Hâlâ belirsiz olan bu soruların cevaplarını azınlık basınında yazılıp çizilen ve belirtilen görüşlerde bulabilmek mümkün mü? Sanırım biraz zor. Hatta denilebilir ki, tam aksine insanın kafası daha bir o kadar karışıyor.
Müftülük tartışmaları yapılırken insanın ilk önce aklına şu basit soru gelir: Müftülük nedir, müftü nedir ve kimdir? Basit görünen bu iki sorunun cevapları bile bulundukları konuma göre ülkeden ülkeye farklı olabilir. Batı Trakya’daki müftülük kurumu ile dünyanın başka bir yerindeki müftülük kurumu arasında farklar olabileceği gibi, laik sistemle idare edilen Türkiye ve Tunus’taki müftülükler bile konumları itibarıyla birbirinden farklıdır.

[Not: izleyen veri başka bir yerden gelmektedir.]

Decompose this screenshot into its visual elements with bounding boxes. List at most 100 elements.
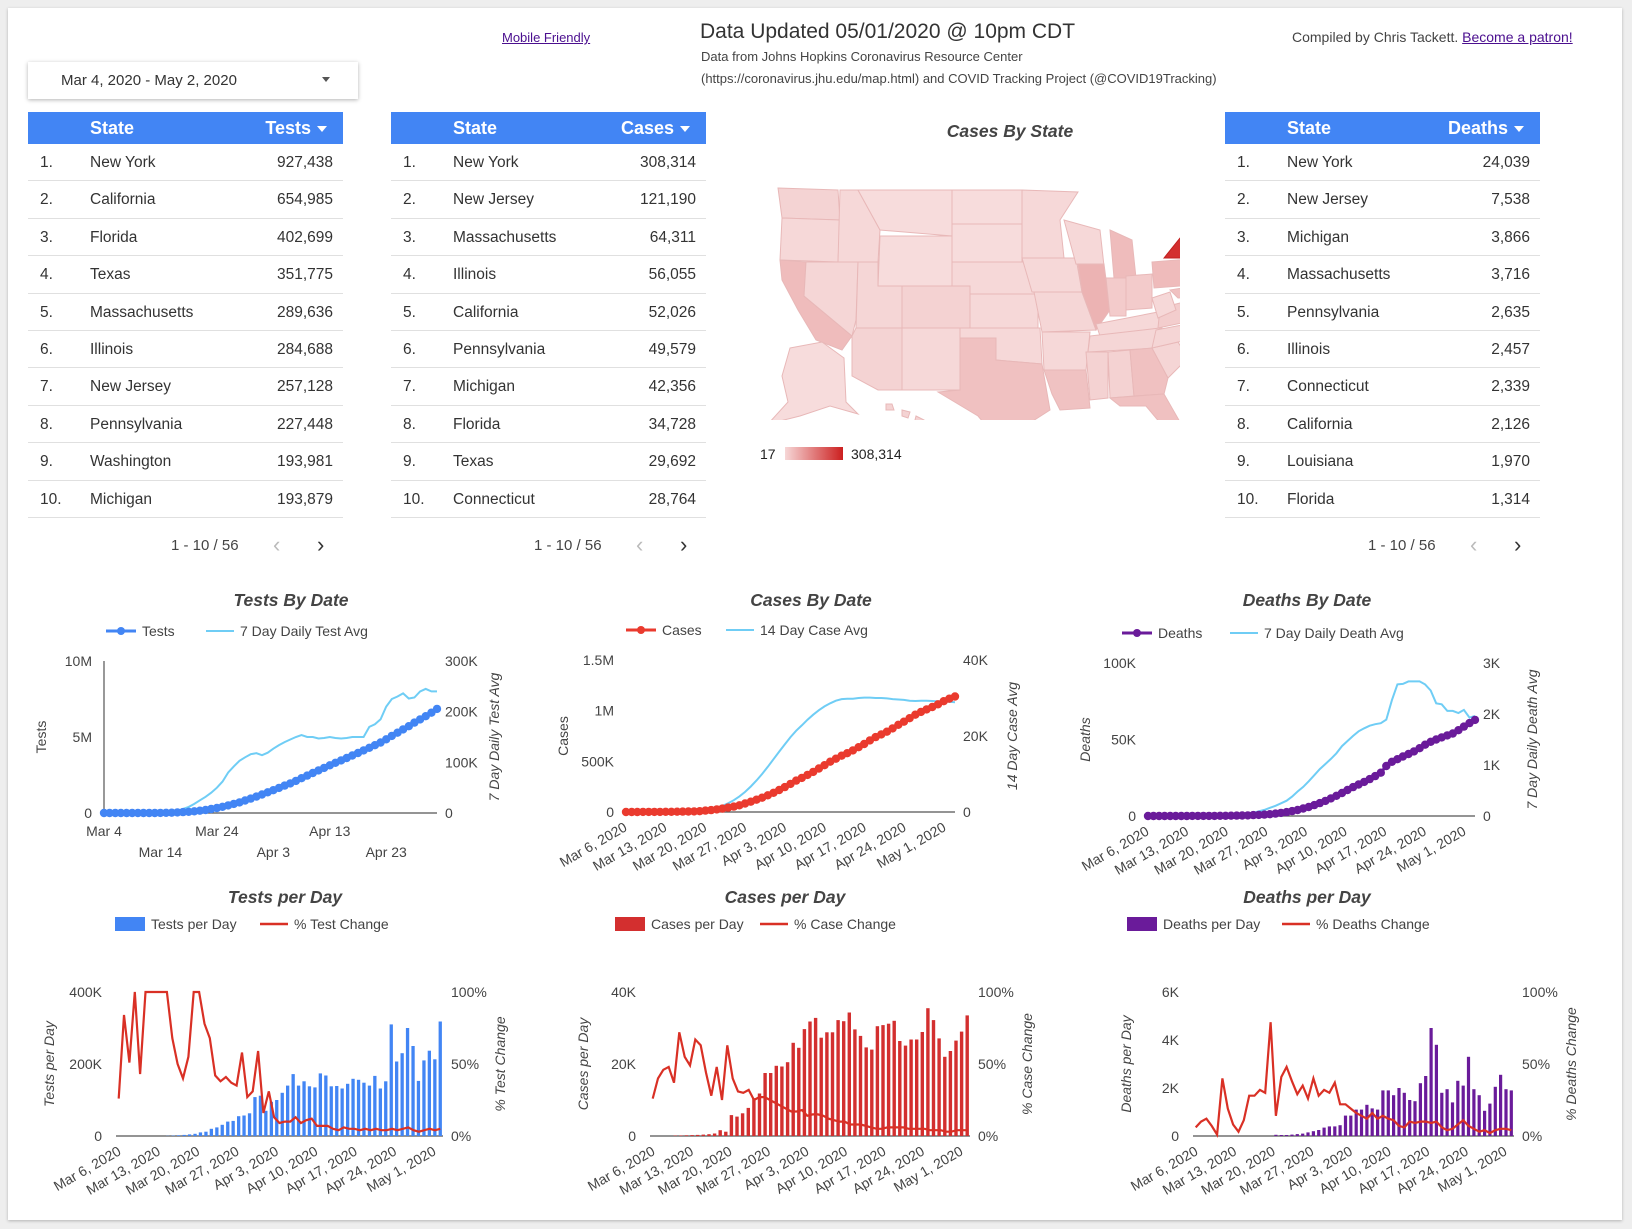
map-state-oh[interactable] [1125,273,1153,311]
bar[interactable] [405,1028,410,1136]
bar[interactable] [1354,1109,1358,1136]
bar[interactable] [362,1082,366,1136]
bar[interactable] [296,1085,301,1136]
bar[interactable] [215,1127,219,1136]
bar[interactable] [1456,1080,1460,1136]
table-row[interactable]: 2. California 654,985 [28,181,343,219]
bar[interactable] [696,1134,700,1136]
table-row[interactable]: 1. New York 927,438 [28,144,343,182]
bar[interactable] [1279,1135,1283,1136]
bar[interactable] [1445,1089,1449,1136]
column-header-tests[interactable]: Tests [265,118,311,138]
bar[interactable] [220,1124,224,1136]
table-row[interactable]: 7. New Jersey 257,128 [28,368,343,406]
bar[interactable] [1381,1090,1385,1136]
bar[interactable] [701,1134,705,1136]
bar[interactable] [1285,1135,1289,1136]
bar[interactable] [724,1131,728,1136]
table-row[interactable]: 4. Massachusetts 3,716 [1225,256,1540,294]
bar[interactable] [740,1113,745,1136]
bar[interactable] [1338,1125,1342,1136]
bar[interactable] [231,1120,235,1136]
bar[interactable] [324,1075,328,1137]
bar[interactable] [690,1135,694,1136]
mobile-friendly-link[interactable]: Mobile Friendly [502,30,591,45]
bar[interactable] [307,1086,312,1136]
bar[interactable] [752,1098,756,1136]
tests_by_date-chart[interactable]: Tests By Date Tests 7 Day Daily Test Avg 0 5… [33,590,502,860]
bar[interactable] [842,1021,846,1136]
bar[interactable] [384,1081,388,1136]
bar[interactable] [1402,1092,1406,1136]
bar[interactable] [1306,1132,1310,1136]
bar[interactable] [959,1031,964,1136]
bar[interactable] [797,1047,801,1136]
bar[interactable] [1413,1101,1417,1136]
bar[interactable] [915,1039,919,1137]
bar[interactable] [1424,1076,1428,1136]
bar[interactable] [378,1088,382,1137]
map-state-mn[interactable] [1021,189,1079,259]
bar[interactable] [275,1100,279,1136]
table-row[interactable]: 10. Michigan 193,879 [28,481,343,518]
bar[interactable] [1274,1134,1278,1136]
bar[interactable] [864,1047,868,1136]
table-row[interactable]: 8. Florida 34,728 [391,406,706,444]
map-state-nv[interactable] [803,261,859,337]
bar[interactable] [1370,1108,1374,1136]
table-row[interactable]: 5. Pennsylvania 2,635 [1225,294,1540,331]
bar[interactable] [1461,1085,1465,1136]
map-state-fl[interactable] [1108,393,1180,420]
bar[interactable] [712,1133,717,1137]
bar[interactable] [881,1025,885,1136]
table-row[interactable]: 8. Pennsylvania 227,448 [28,406,343,444]
bar[interactable] [318,1073,322,1136]
bar[interactable] [954,1040,958,1136]
bar[interactable] [193,1133,197,1136]
bar[interactable] [825,1032,829,1136]
bar[interactable] [931,1020,936,1136]
table-row[interactable]: 1. New York 308,314 [391,144,706,182]
bar[interactable] [769,1073,773,1136]
bar[interactable] [346,1083,350,1136]
next-page-icon[interactable]: › [317,532,325,557]
bar[interactable] [1386,1090,1390,1136]
bar[interactable] [1509,1090,1513,1136]
bar[interactable] [438,1021,442,1137]
bar[interactable] [1301,1133,1305,1136]
bar[interactable] [1493,1086,1497,1136]
bar[interactable] [340,1088,344,1137]
bar[interactable] [329,1086,333,1136]
bar[interactable] [1295,1134,1299,1136]
bar[interactable] [291,1074,295,1136]
bar[interactable] [1429,1028,1433,1136]
bar[interactable] [1376,1109,1380,1136]
map-state-pa[interactable] [1151,258,1180,289]
bar[interactable] [253,1097,257,1136]
bar[interactable] [373,1075,377,1136]
bar[interactable] [226,1121,230,1136]
bar[interactable] [898,1041,902,1136]
bar[interactable] [237,1116,241,1136]
map-state-ga[interactable] [1129,347,1169,397]
bar[interactable] [679,1135,683,1137]
column-header-cases[interactable]: Cases [620,118,674,138]
bar[interactable] [718,1130,722,1136]
bar[interactable] [1504,1089,1508,1136]
map-state-ny[interactable] [1162,220,1180,278]
bar[interactable] [1349,1115,1353,1136]
bar[interactable] [774,1065,778,1136]
bar[interactable] [313,1087,317,1136]
bar[interactable] [335,1086,339,1136]
bar[interactable] [1290,1134,1294,1136]
bar[interactable] [351,1078,355,1136]
deaths_by_date-chart[interactable]: Deaths By Date Deaths 7 Day Daily Death Av… [1077,590,1540,878]
bar[interactable] [187,1134,192,1136]
bar[interactable] [258,1095,263,1136]
bar[interactable] [858,1035,863,1136]
sort-desc-icon[interactable] [680,126,690,132]
bar[interactable] [204,1131,208,1136]
table-row[interactable]: 3. Florida 402,699 [28,219,343,257]
bar[interactable] [247,1113,252,1136]
bar[interactable] [853,1029,857,1136]
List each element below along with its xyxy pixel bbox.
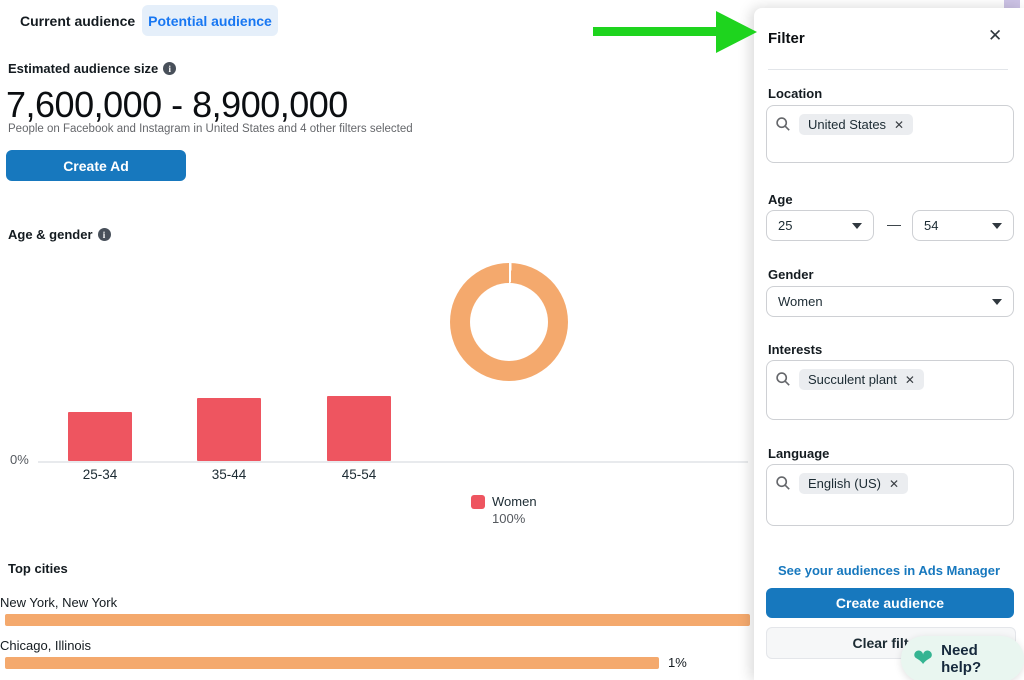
city-value: 1%	[668, 655, 687, 670]
estimated-audience-label: Estimated audience size i	[8, 61, 177, 76]
age-gender-title: Age & gender i	[8, 227, 111, 242]
close-icon[interactable]: ✕	[988, 26, 1003, 45]
tab-potential-audience[interactable]: Potential audience	[142, 5, 278, 36]
ads-manager-link[interactable]: See your audiences in Ads Manager	[777, 563, 1001, 578]
x-axis-line	[38, 461, 748, 463]
bar-25-34	[68, 412, 132, 461]
heart-icon: ❤	[913, 645, 934, 672]
category-label: 35-44	[211, 467, 247, 482]
chevron-down-icon	[852, 222, 862, 229]
chevron-down-icon	[992, 222, 1002, 229]
age-min-select[interactable]: 25	[766, 210, 874, 241]
location-chip[interactable]: United States ✕	[799, 114, 914, 135]
legend-swatch-women	[471, 495, 485, 509]
city-row: New York, New York	[0, 595, 752, 627]
info-icon[interactable]: i	[163, 62, 177, 75]
interests-chip-label: Succulent plant	[808, 372, 897, 387]
filter-panel: Filter ✕ Location United States ✕ Age 25…	[754, 8, 1024, 680]
annotation-arrow	[593, 27, 718, 36]
need-help-label: Need help?	[941, 642, 982, 676]
language-input[interactable]: English (US) ✕	[766, 464, 1014, 526]
interests-label: Interests	[768, 342, 823, 357]
age-max-value: 54	[924, 218, 939, 233]
category-label: 25-34	[82, 467, 118, 482]
audience-size-range: 7,600,000 - 8,900,000	[6, 84, 348, 125]
language-label: Language	[768, 446, 830, 461]
donut-hole	[470, 283, 548, 361]
age-label: Age	[768, 192, 793, 207]
divider	[768, 69, 1008, 70]
gender-value: Women	[778, 294, 823, 309]
need-help-button[interactable]: ❤ Need help?	[901, 636, 1024, 680]
legend-name: Women	[492, 494, 537, 509]
legend-value: 100%	[492, 511, 526, 526]
top-cities-title: Top cities	[8, 561, 68, 576]
age-gender-text: Age & gender	[8, 227, 93, 242]
city-row: Chicago, Illinois 1%	[0, 638, 752, 672]
location-chip-label: United States	[808, 117, 887, 132]
estimated-audience-text: Estimated audience size	[8, 61, 159, 76]
audience-subtitle: People on Facebook and Instagram in Unit…	[8, 123, 413, 135]
location-label: Location	[768, 86, 823, 101]
city-name: New York, New York	[0, 595, 118, 610]
category-label: 45-54	[341, 467, 377, 482]
filter-panel-title: Filter	[768, 30, 805, 47]
city-bar	[5, 614, 750, 626]
remove-chip-icon[interactable]: ✕	[904, 372, 915, 387]
search-icon	[776, 372, 790, 386]
create-audience-button[interactable]: Create audience	[766, 588, 1014, 618]
annotation-arrow-head	[716, 11, 757, 53]
city-name: Chicago, Illinois	[0, 638, 92, 653]
gender-select[interactable]: Women	[766, 286, 1014, 317]
chevron-down-icon	[992, 298, 1002, 305]
age-max-select[interactable]: 54	[912, 210, 1014, 241]
bar-35-44	[197, 398, 261, 461]
background-sliver	[1004, 0, 1020, 9]
age-range-separator: —	[887, 216, 901, 232]
age-min-value: 25	[778, 218, 793, 233]
search-icon	[776, 117, 790, 131]
create-ad-button[interactable]: Create Ad	[6, 150, 186, 181]
interests-input[interactable]: Succulent plant ✕	[766, 360, 1014, 420]
info-icon[interactable]: i	[97, 228, 111, 241]
remove-chip-icon[interactable]: ✕	[894, 117, 905, 132]
interests-chip[interactable]: Succulent plant ✕	[799, 369, 924, 390]
age-gender-bar-chart	[0, 250, 752, 463]
remove-chip-icon[interactable]: ✕	[888, 476, 900, 491]
language-chip-label: English (US)	[808, 476, 881, 491]
language-chip[interactable]: English (US) ✕	[799, 473, 909, 494]
bar-45-54	[327, 396, 391, 461]
location-input[interactable]: United States ✕	[766, 105, 1014, 163]
search-icon	[776, 476, 790, 490]
tab-current-audience[interactable]: Current audience	[20, 13, 136, 29]
gender-label: Gender	[768, 267, 814, 282]
donut-chart	[450, 263, 568, 381]
city-bar	[5, 657, 659, 669]
axis-zero-label: 0%	[10, 452, 29, 467]
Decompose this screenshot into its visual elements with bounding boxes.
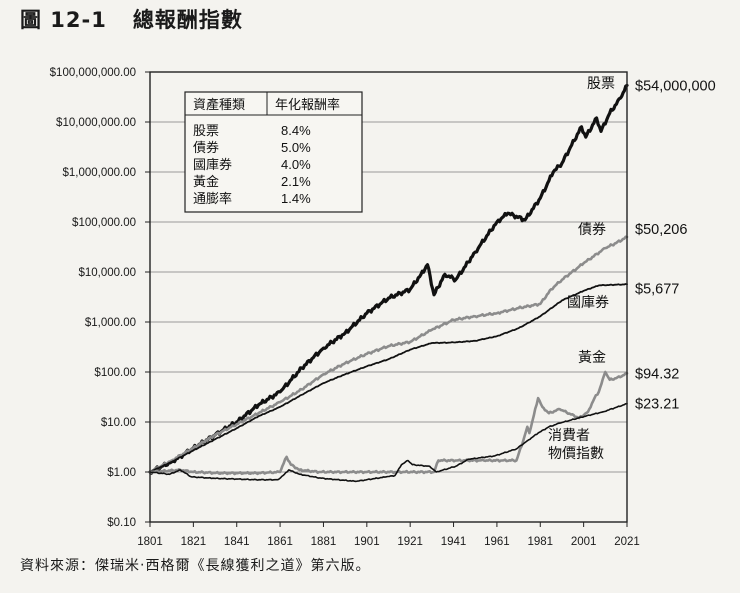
y-tick-label: $100,000,000.00 — [50, 67, 136, 79]
table-cell-asset: 股票 — [193, 123, 219, 138]
table-cell-return: 8.4% — [281, 123, 311, 138]
y-tick-label: $10,000.00 — [78, 267, 136, 279]
series-labels: $54,000,000 $50,206 $5,677 $94.32 $23.21 股票債券… — [548, 75, 716, 461]
series-lines — [148, 83, 629, 483]
table-cell-asset: 黃金 — [193, 174, 219, 189]
table-box — [184, 91, 363, 213]
table-cell-return: 1.4% — [281, 191, 311, 206]
x-tick-label: 2021 — [614, 536, 640, 548]
final-value-label: $94.32 — [635, 366, 679, 382]
table-cell-return: 5.0% — [281, 140, 311, 155]
series-name-label: 股票 — [587, 75, 615, 91]
grid-lines — [150, 71, 627, 523]
x-tick-label: 1841 — [224, 536, 250, 548]
table-cell-return: 2.1% — [281, 174, 311, 189]
final-value-label: $50,206 — [635, 222, 687, 238]
x-tick-label: 1981 — [527, 536, 553, 548]
figure-number: 圖 12-1 — [20, 8, 107, 32]
y-tick-label: $1,000,000.00 — [62, 167, 136, 179]
x-tick-label: 1861 — [267, 536, 293, 548]
final-value-label: $5,677 — [635, 281, 679, 297]
table-header-return: 年化報酬率 — [275, 97, 340, 112]
table-cell-return: 4.0% — [281, 157, 311, 172]
y-tick-label: $10.00 — [101, 417, 136, 429]
x-tick-label: 2001 — [571, 536, 597, 548]
series-name-label: 消費者 — [548, 427, 590, 443]
x-tick-label: 1901 — [354, 536, 380, 548]
series-name-label: 債券 — [578, 221, 606, 237]
x-tick-label: 1881 — [311, 536, 337, 548]
table-cell-asset: 國庫券 — [193, 157, 232, 172]
y-tick-label: $100,000.00 — [72, 217, 136, 229]
x-tick-label: 1941 — [441, 536, 467, 548]
figure-title: 圖 12-1 總報酬指數 — [20, 4, 243, 34]
table-cell-asset: 債券 — [193, 140, 219, 155]
y-tick-label: $1.00 — [107, 467, 136, 479]
series-name-label: 國庫券 — [567, 294, 609, 310]
y-tick-label: $10,000,000.00 — [56, 117, 136, 129]
source-note: 資料來源：傑瑞米‧西格爾《長線獲利之道》第六版。 — [20, 558, 371, 574]
x-tick-label: 1821 — [181, 536, 207, 548]
plot-frame — [149, 71, 628, 523]
y-axis-ticks: $100,000,000.00 $10,000,000.00 $1,000,000.… — [50, 67, 150, 529]
table-header-asset: 資產種類 — [193, 97, 245, 112]
table-cell-asset: 通膨率 — [193, 191, 232, 206]
y-tick-label: $100.00 — [94, 367, 136, 379]
series-name-label-line2: 物價指數 — [548, 445, 604, 461]
x-axis-ticks: 1801 1821 1841 1861 1881 1901 1921 1941 1961 1981… — [137, 522, 640, 548]
series-line-5 — [149, 402, 628, 483]
final-value-label: $54,000,000 — [635, 78, 716, 94]
x-tick-label: 1921 — [397, 536, 423, 548]
x-tick-label: 1961 — [484, 536, 510, 548]
y-tick-label: $0.10 — [107, 517, 136, 529]
final-value-label: $23.21 — [635, 397, 679, 413]
series-line-4 — [148, 370, 629, 476]
figure-title-text: 總報酬指數 — [132, 8, 243, 32]
series-line-3 — [149, 283, 628, 473]
series-line-2 — [148, 235, 629, 474]
y-tick-label: $1,000.00 — [85, 317, 136, 329]
x-tick-label: 1801 — [137, 536, 163, 548]
series-name-label: 黃金 — [578, 349, 606, 365]
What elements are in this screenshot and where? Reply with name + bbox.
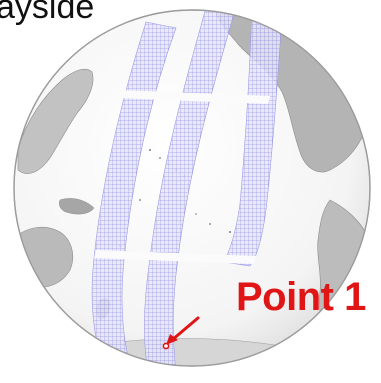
caption-text: ayside	[0, 0, 95, 26]
globe-outline	[13, 9, 371, 367]
marker-point	[162, 342, 170, 350]
landmass-asia	[17, 68, 94, 174]
arrow-pointer-icon	[166, 316, 200, 345]
swath-gaps	[94, 90, 270, 264]
landmass-antarctica	[59, 338, 341, 366]
marker-label: Point 1	[236, 275, 366, 319]
swath-east	[223, 10, 283, 267]
swath-middle	[144, 10, 235, 366]
landmass-new-guinea	[59, 198, 95, 215]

Azınlığımızdaki müftülüklerin yetkileri din görevlilerini tayin-azil, nikâh ve cenaze işlemleri dışında, aile ve miras hukukunu da kapsar. Dolayısıyla azınlığımızda müftülük yapacak kişinin dînî bilgisinin yanında islam hukukunu da bilmesi gerekir. İslam hukuku tahsil etmemiş ve bu yönde bilgisi olmayan birinin müftülük yapması doğru değildir. Bugün için hukuk okumamış birinin avukatlık yapması ne derece doğruysa islam hukuku tahsil etmemiş birinin de müftülük yapması o derece doğrudur. Hatta öyle ki hukukî konumu itibarıyla müftü yargıçla eş değer konumdadır. Peki, hayatında hukuk okumamış birinin, bırakın avukat olmayı, yargıç olabilmesi hiç düşünülebilir mi? Dünyanın hiçbir yerinde böyle bir şeyle karşılaşmak mümkün değil. İşte azınlıktaki bir müftü de, aile ve miras hukukundan sorumlu olduğundan yargıç konumuna sahip. Gerektiğinde de, fetva çıkarmakla yükümlüdür. Bu yetkiye sahiptir ve çıkarılan fetvanın hukukî geçerliliği söz konusudur. Azınlığımızdaki müftülerin bu yetkilerini ne kadar kullanıp kullanmadıkları ve bu yetkilerinin ellerinden alınıp alınmaması tartışmasına şimdilik girmeyeceğim. Çünkü bu başlı başına ayrı bir konu.
Çeşitli müftü adaylarının isimlerinin kulaktan kulağa fısıldandığı bu günlerde, adları geçen adayların kaçının islam hukuku mezunu olduğunu bilmiyorum. Fakat, bu makama talip olanların eğer islam hukuku tahsil etmemişlerse kısa dönemliğine de olsa herhangi bir islam ülkesine gidip bu alanda biraz olsun eğitim görmeleri hem kendileri için hem azınlığımız için hayırlı olur. Yoksa, “Yok efendim ben ilahiyat mezunuyum. Çok güzel de müftü olurum.” diyen her ilahiyatçı aday kabul edilirse, her önümüze gelen ve biraz da kanun nizam bilen kişiyi, bırakın avukat kabul etmeyi, yargıç kabul edelim olsun bitsin. Hem de, bakarsınız olur mu da olur, çünkü burası Batı Trakya.